Love Your Enemy
I agree 100 percent with your statement [“A Word in Edgewise,” Lavender, Jan. 30] on President Barack Obama’s choice concerning the (ir)Reverend Rick Warren—someone I do consider an “enemy” of sorts.
When I first heard of the choice, I was sorely disappointed and really quite angry. I had been an admirer of Obama’s long before his candidacy, mainly because of his outspoken and eloquent stance against the Iraq War. Knowing many other LGBT people (myself included) who helped vote him into office, I felt somewhat betrayed (as I am sure we all did) with the invitation that Obama offered to Warren.
My first reaction was to invoke the image of a real hero: Bayard Rustin. I think it’s a shame that Rustin, a man who should be one of the most important people in American history, is relegated to the backseat of our memory simply because he was gay.
Warren represents the kind of bigotry that keeps America from acknowledging Rustin’s contributions. As Obama is truly indebted to Rustin, I wanted to scream at him that, through Warren, he has turned his back on Rustin’s nonviolent Civil Rights legacy.

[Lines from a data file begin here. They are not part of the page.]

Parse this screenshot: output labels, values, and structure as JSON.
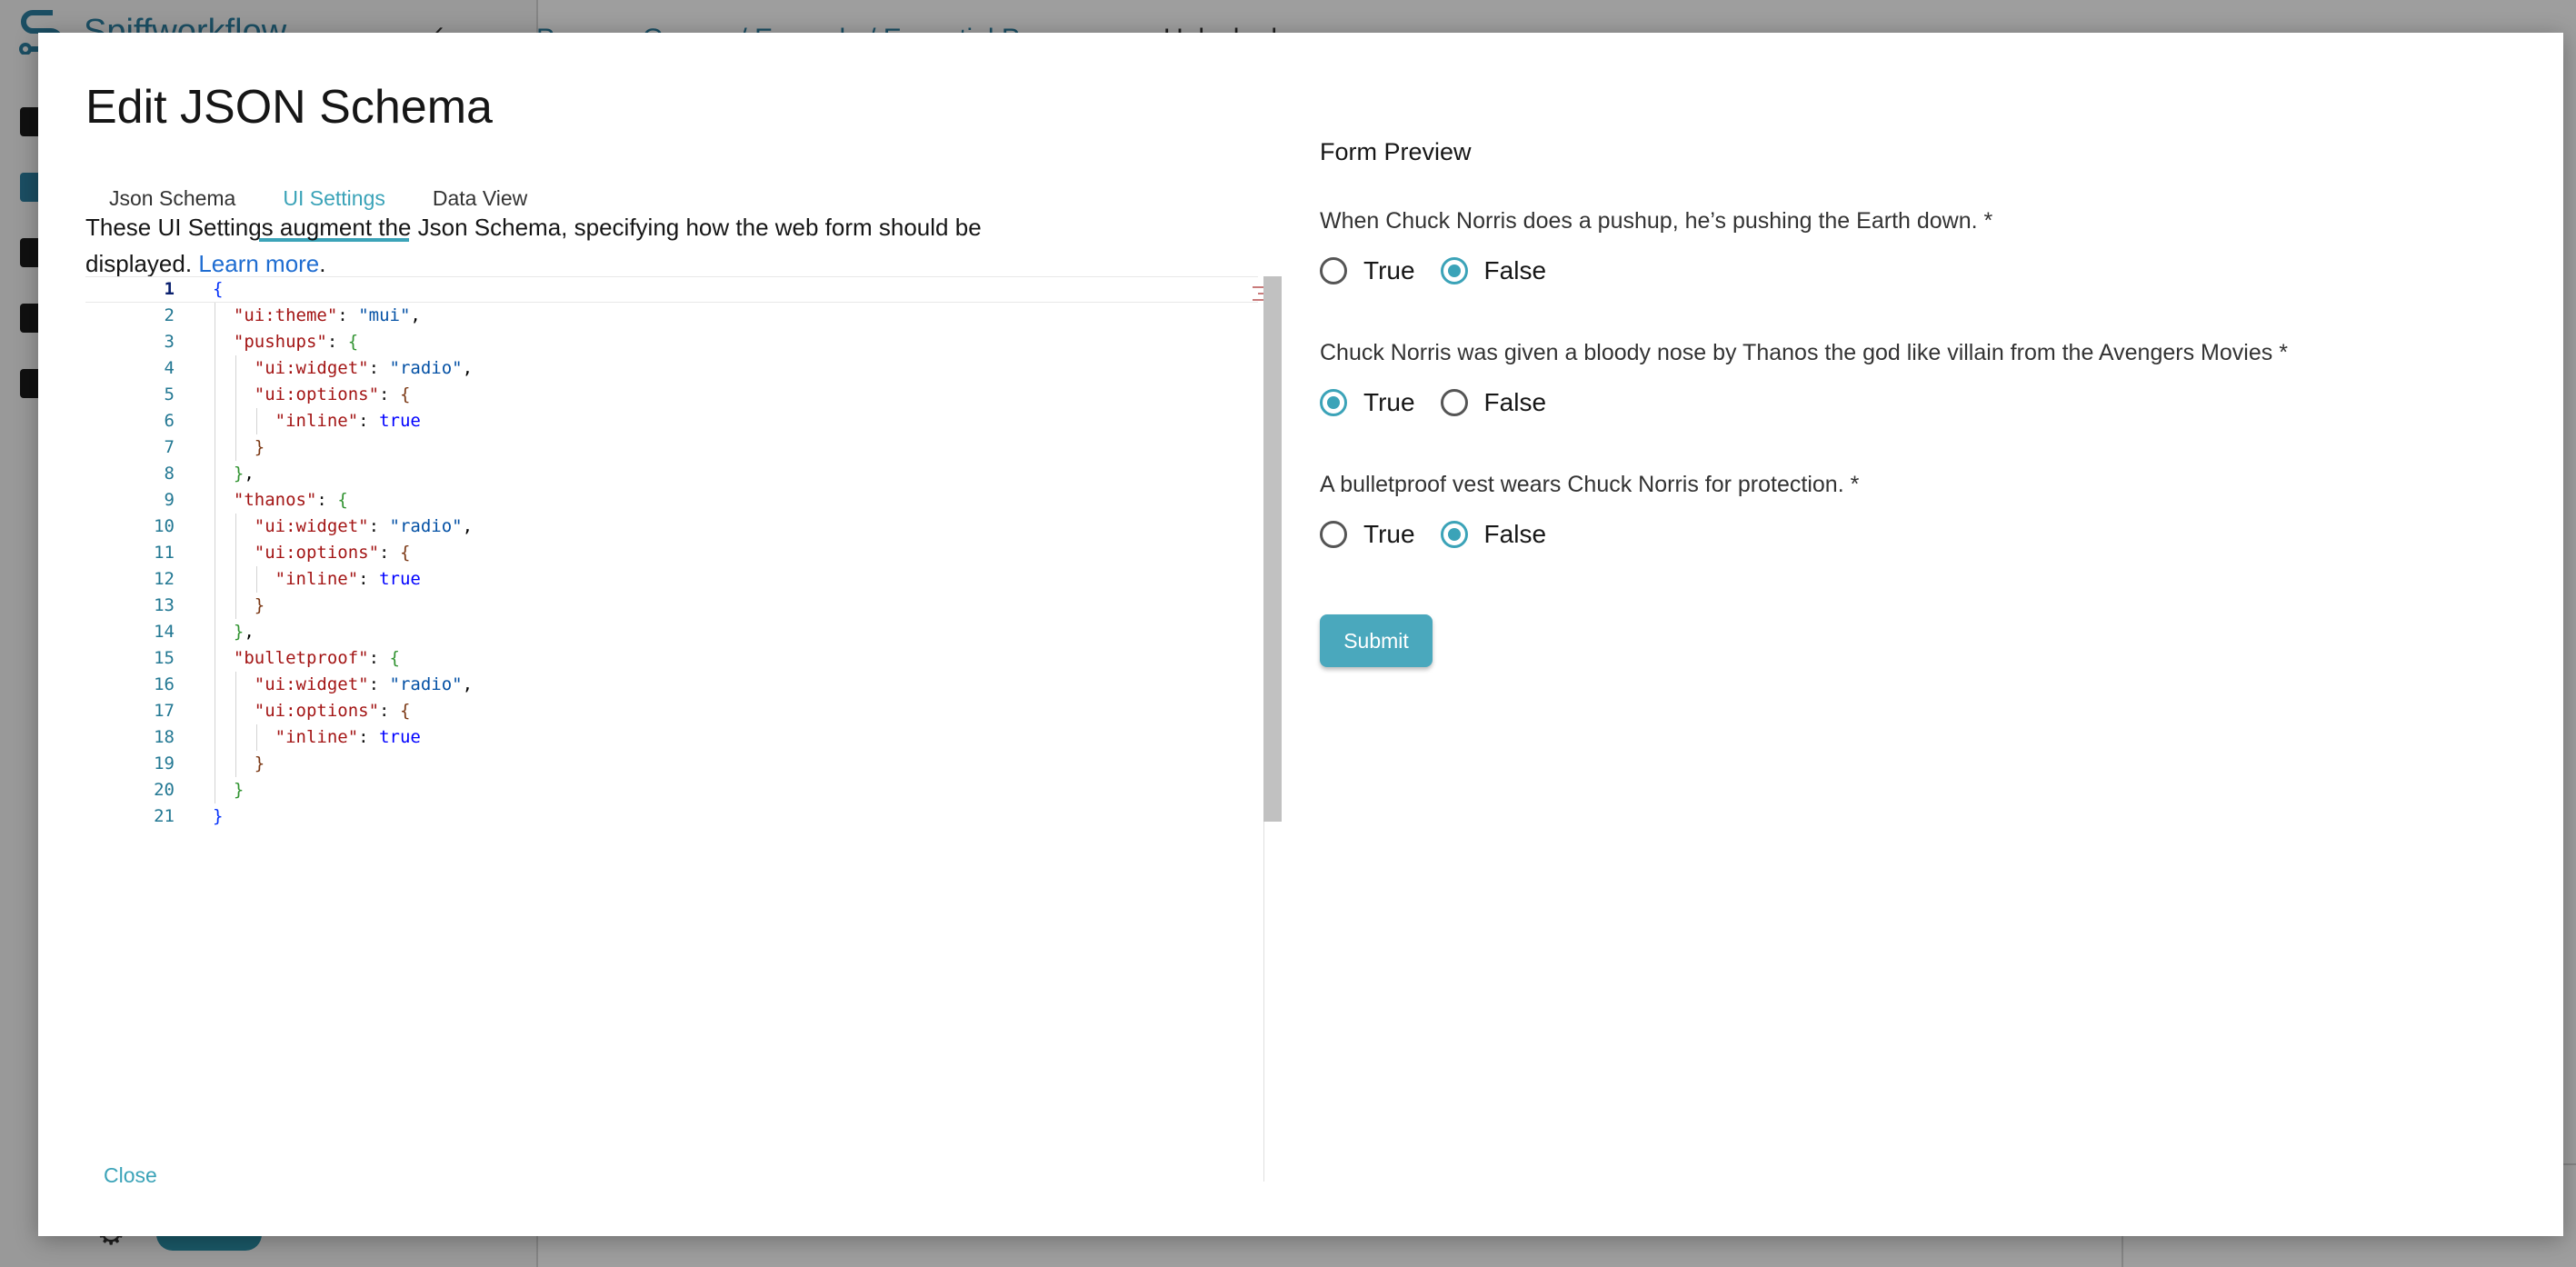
{
  "background_app": {
    "logo_text": "Spiffworkflow",
    "collapse_icon": "chevron-left",
    "breadcrumb": "Process Groups / Example / Essential Process",
    "breadcrumb_tail": "Unlocked"
  },
  "modal": {
    "title": "Edit JSON Schema",
    "tabs": [
      {
        "label": "Json Schema",
        "active": false
      },
      {
        "label": "UI Settings",
        "active": true
      },
      {
        "label": "Data View",
        "active": false
      }
    ],
    "description": "These UI Settings augment the Json Schema, specifying how the web form should be displayed.",
    "learn_more": "Learn more",
    "close_label": "Close"
  },
  "editor": {
    "current_line": 1,
    "lines": [
      "{",
      "  \"ui:theme\": \"mui\",",
      "  \"pushups\": {",
      "    \"ui:widget\": \"radio\",",
      "    \"ui:options\": {",
      "      \"inline\": true",
      "    }",
      "  },",
      "  \"thanos\": {",
      "    \"ui:widget\": \"radio\",",
      "    \"ui:options\": {",
      "      \"inline\": true",
      "    }",
      "  },",
      "  \"bulletproof\": {",
      "    \"ui:widget\": \"radio\",",
      "    \"ui:options\": {",
      "      \"inline\": true",
      "    }",
      "  }",
      "}"
    ]
  },
  "preview": {
    "title": "Form Preview",
    "questions": [
      {
        "label": "When Chuck Norris does a pushup, he’s pushing the Earth down.",
        "required": "*",
        "options": [
          "True",
          "False"
        ],
        "selected": "False"
      },
      {
        "label": "Chuck Norris was given a bloody nose by Thanos the god like villain from the Avengers Movies",
        "required": "*",
        "options": [
          "True",
          "False"
        ],
        "selected": "True"
      },
      {
        "label": "A bulletproof vest wears Chuck Norris for protection.",
        "required": "*",
        "options": [
          "True",
          "False"
        ],
        "selected": "False"
      }
    ],
    "submit_label": "Submit"
  },
  "colors": {
    "accent": "#3ba3b8",
    "link": "#1f6dd1",
    "submit_bg": "#4aa8bd"
  }
}
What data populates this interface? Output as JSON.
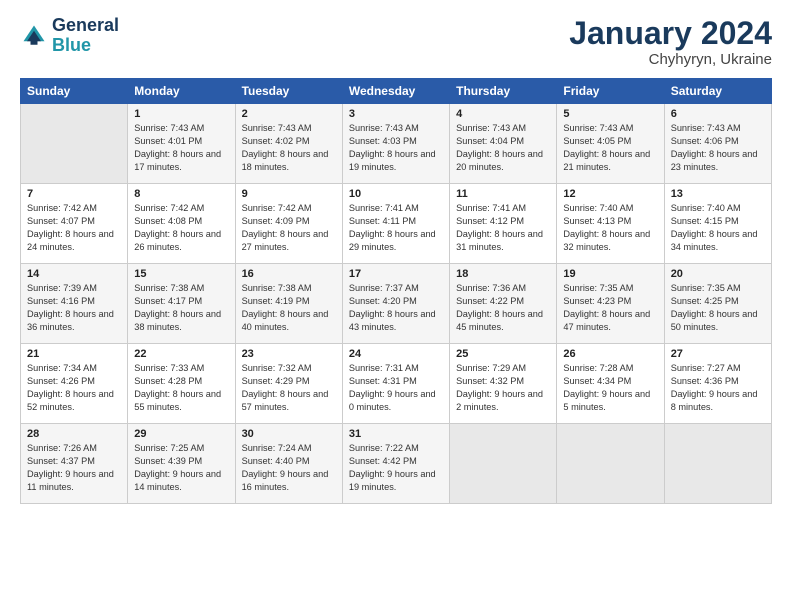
{
  "logo": {
    "text_general": "General",
    "text_blue": "Blue"
  },
  "title": "January 2024",
  "subtitle": "Chyhyryn, Ukraine",
  "days_header": [
    "Sunday",
    "Monday",
    "Tuesday",
    "Wednesday",
    "Thursday",
    "Friday",
    "Saturday"
  ],
  "weeks": [
    [
      {
        "day": "",
        "empty": true
      },
      {
        "day": "1",
        "sunrise": "7:43 AM",
        "sunset": "4:01 PM",
        "daylight": "8 hours and 17 minutes."
      },
      {
        "day": "2",
        "sunrise": "7:43 AM",
        "sunset": "4:02 PM",
        "daylight": "8 hours and 18 minutes."
      },
      {
        "day": "3",
        "sunrise": "7:43 AM",
        "sunset": "4:03 PM",
        "daylight": "8 hours and 19 minutes."
      },
      {
        "day": "4",
        "sunrise": "7:43 AM",
        "sunset": "4:04 PM",
        "daylight": "8 hours and 20 minutes."
      },
      {
        "day": "5",
        "sunrise": "7:43 AM",
        "sunset": "4:05 PM",
        "daylight": "8 hours and 21 minutes."
      },
      {
        "day": "6",
        "sunrise": "7:43 AM",
        "sunset": "4:06 PM",
        "daylight": "8 hours and 23 minutes."
      }
    ],
    [
      {
        "day": "7",
        "sunrise": "7:42 AM",
        "sunset": "4:07 PM",
        "daylight": "8 hours and 24 minutes."
      },
      {
        "day": "8",
        "sunrise": "7:42 AM",
        "sunset": "4:08 PM",
        "daylight": "8 hours and 26 minutes."
      },
      {
        "day": "9",
        "sunrise": "7:42 AM",
        "sunset": "4:09 PM",
        "daylight": "8 hours and 27 minutes."
      },
      {
        "day": "10",
        "sunrise": "7:41 AM",
        "sunset": "4:11 PM",
        "daylight": "8 hours and 29 minutes."
      },
      {
        "day": "11",
        "sunrise": "7:41 AM",
        "sunset": "4:12 PM",
        "daylight": "8 hours and 31 minutes."
      },
      {
        "day": "12",
        "sunrise": "7:40 AM",
        "sunset": "4:13 PM",
        "daylight": "8 hours and 32 minutes."
      },
      {
        "day": "13",
        "sunrise": "7:40 AM",
        "sunset": "4:15 PM",
        "daylight": "8 hours and 34 minutes."
      }
    ],
    [
      {
        "day": "14",
        "sunrise": "7:39 AM",
        "sunset": "4:16 PM",
        "daylight": "8 hours and 36 minutes."
      },
      {
        "day": "15",
        "sunrise": "7:38 AM",
        "sunset": "4:17 PM",
        "daylight": "8 hours and 38 minutes."
      },
      {
        "day": "16",
        "sunrise": "7:38 AM",
        "sunset": "4:19 PM",
        "daylight": "8 hours and 40 minutes."
      },
      {
        "day": "17",
        "sunrise": "7:37 AM",
        "sunset": "4:20 PM",
        "daylight": "8 hours and 43 minutes."
      },
      {
        "day": "18",
        "sunrise": "7:36 AM",
        "sunset": "4:22 PM",
        "daylight": "8 hours and 45 minutes."
      },
      {
        "day": "19",
        "sunrise": "7:35 AM",
        "sunset": "4:23 PM",
        "daylight": "8 hours and 47 minutes."
      },
      {
        "day": "20",
        "sunrise": "7:35 AM",
        "sunset": "4:25 PM",
        "daylight": "8 hours and 50 minutes."
      }
    ],
    [
      {
        "day": "21",
        "sunrise": "7:34 AM",
        "sunset": "4:26 PM",
        "daylight": "8 hours and 52 minutes."
      },
      {
        "day": "22",
        "sunrise": "7:33 AM",
        "sunset": "4:28 PM",
        "daylight": "8 hours and 55 minutes."
      },
      {
        "day": "23",
        "sunrise": "7:32 AM",
        "sunset": "4:29 PM",
        "daylight": "8 hours and 57 minutes."
      },
      {
        "day": "24",
        "sunrise": "7:31 AM",
        "sunset": "4:31 PM",
        "daylight": "9 hours and 0 minutes."
      },
      {
        "day": "25",
        "sunrise": "7:29 AM",
        "sunset": "4:32 PM",
        "daylight": "9 hours and 2 minutes."
      },
      {
        "day": "26",
        "sunrise": "7:28 AM",
        "sunset": "4:34 PM",
        "daylight": "9 hours and 5 minutes."
      },
      {
        "day": "27",
        "sunrise": "7:27 AM",
        "sunset": "4:36 PM",
        "daylight": "9 hours and 8 minutes."
      }
    ],
    [
      {
        "day": "28",
        "sunrise": "7:26 AM",
        "sunset": "4:37 PM",
        "daylight": "9 hours and 11 minutes."
      },
      {
        "day": "29",
        "sunrise": "7:25 AM",
        "sunset": "4:39 PM",
        "daylight": "9 hours and 14 minutes."
      },
      {
        "day": "30",
        "sunrise": "7:24 AM",
        "sunset": "4:40 PM",
        "daylight": "9 hours and 16 minutes."
      },
      {
        "day": "31",
        "sunrise": "7:22 AM",
        "sunset": "4:42 PM",
        "daylight": "9 hours and 19 minutes."
      },
      {
        "day": "",
        "empty": true
      },
      {
        "day": "",
        "empty": true
      },
      {
        "day": "",
        "empty": true
      }
    ]
  ]
}
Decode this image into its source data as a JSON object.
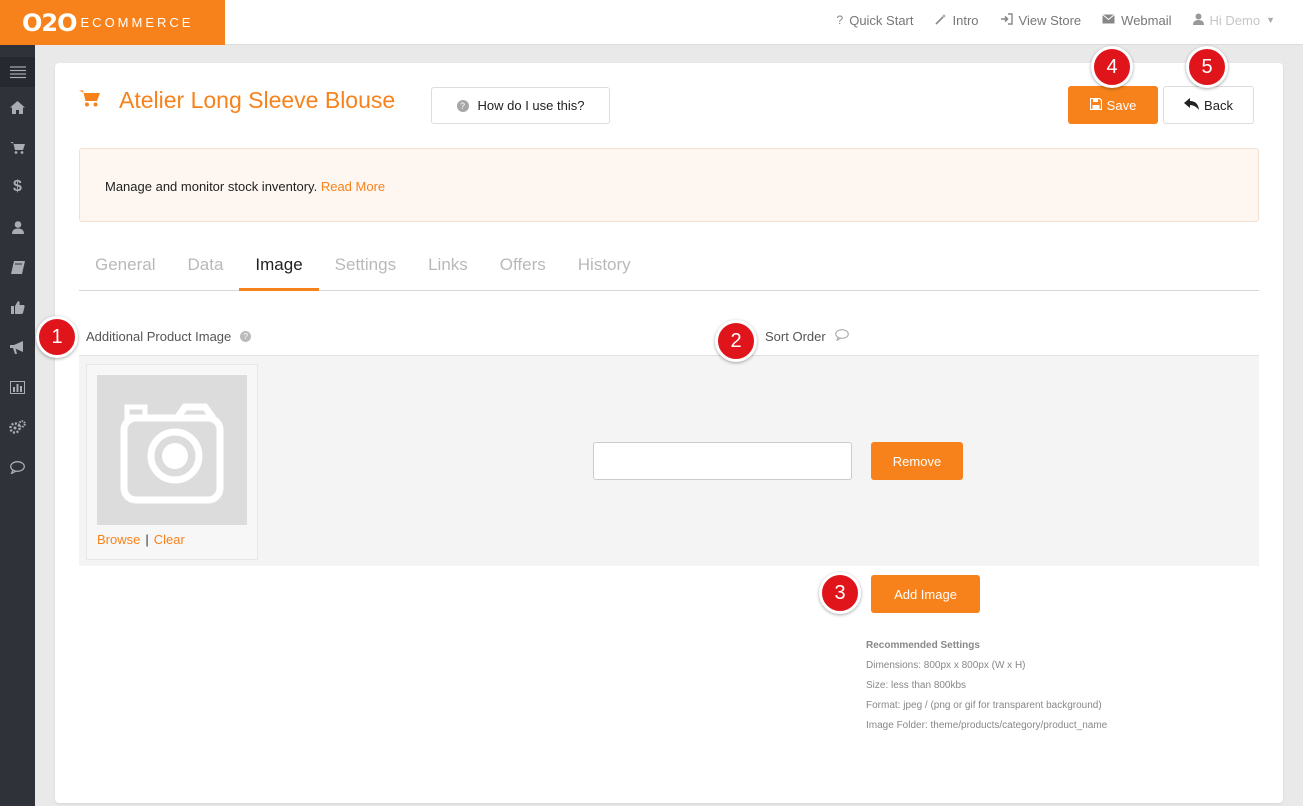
{
  "logo": {
    "o2o": "O2O",
    "ecommerce": "ECOMMERCE"
  },
  "topnav": {
    "quick_start": "Quick Start",
    "intro": "Intro",
    "view_store": "View Store",
    "webmail": "Webmail",
    "user": "Hi Demo"
  },
  "sidebar": {
    "items": [
      "menu-icon",
      "home-icon",
      "cart-icon",
      "dollar-icon",
      "user-icon",
      "book-icon",
      "thumbs-up-icon",
      "megaphone-icon",
      "bar-chart-icon",
      "cogs-icon",
      "comment-icon"
    ]
  },
  "page": {
    "title": "Atelier Long Sleeve Blouse",
    "help_button": "How do I use this?",
    "save_button": "Save",
    "back_button": "Back"
  },
  "info": {
    "text": "Manage and monitor stock inventory.",
    "read_more": "Read More"
  },
  "tabs": [
    {
      "label": "General",
      "active": false
    },
    {
      "label": "Data",
      "active": false
    },
    {
      "label": "Image",
      "active": true
    },
    {
      "label": "Settings",
      "active": false
    },
    {
      "label": "Links",
      "active": false
    },
    {
      "label": "Offers",
      "active": false
    },
    {
      "label": "History",
      "active": false
    }
  ],
  "image_section": {
    "additional_label": "Additional Product Image",
    "sort_order_label": "Sort Order",
    "browse": "Browse",
    "separator": "|",
    "clear": "Clear",
    "sort_order_value": "",
    "remove_button": "Remove",
    "add_button": "Add Image"
  },
  "recommended": {
    "heading": "Recommended Settings",
    "dimensions": "Dimensions: 800px x 800px (W x H)",
    "size": "Size: less than 800kbs",
    "format": "Format: jpeg / (png or gif for transparent background)",
    "folder": "Image Folder: theme/products/category/product_name"
  },
  "markers": [
    "1",
    "2",
    "3",
    "4",
    "5"
  ],
  "colors": {
    "accent": "#f7821b",
    "marker": "#e0151b",
    "sidebar": "#2f3239"
  }
}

Then, I remembered a famous quote by Rustin: “When I say I love [Senator James] Eastland, it sounds preposterous—a man who brutalizes people. But ‘you’ love him, or you wouldn’t be here. You’re going to Mississippi to create social change—and you love Eastland in your desire to create conditions that will redeem his children. Loving your enemy is manifest in putting your arms not around the man but around the social situation, to take power from those who misuse it—at which point they can become human, too.”
When I reviewed this statement in my head, I came to the conclusion that maybe Obama is doing exactly what Rustin would have.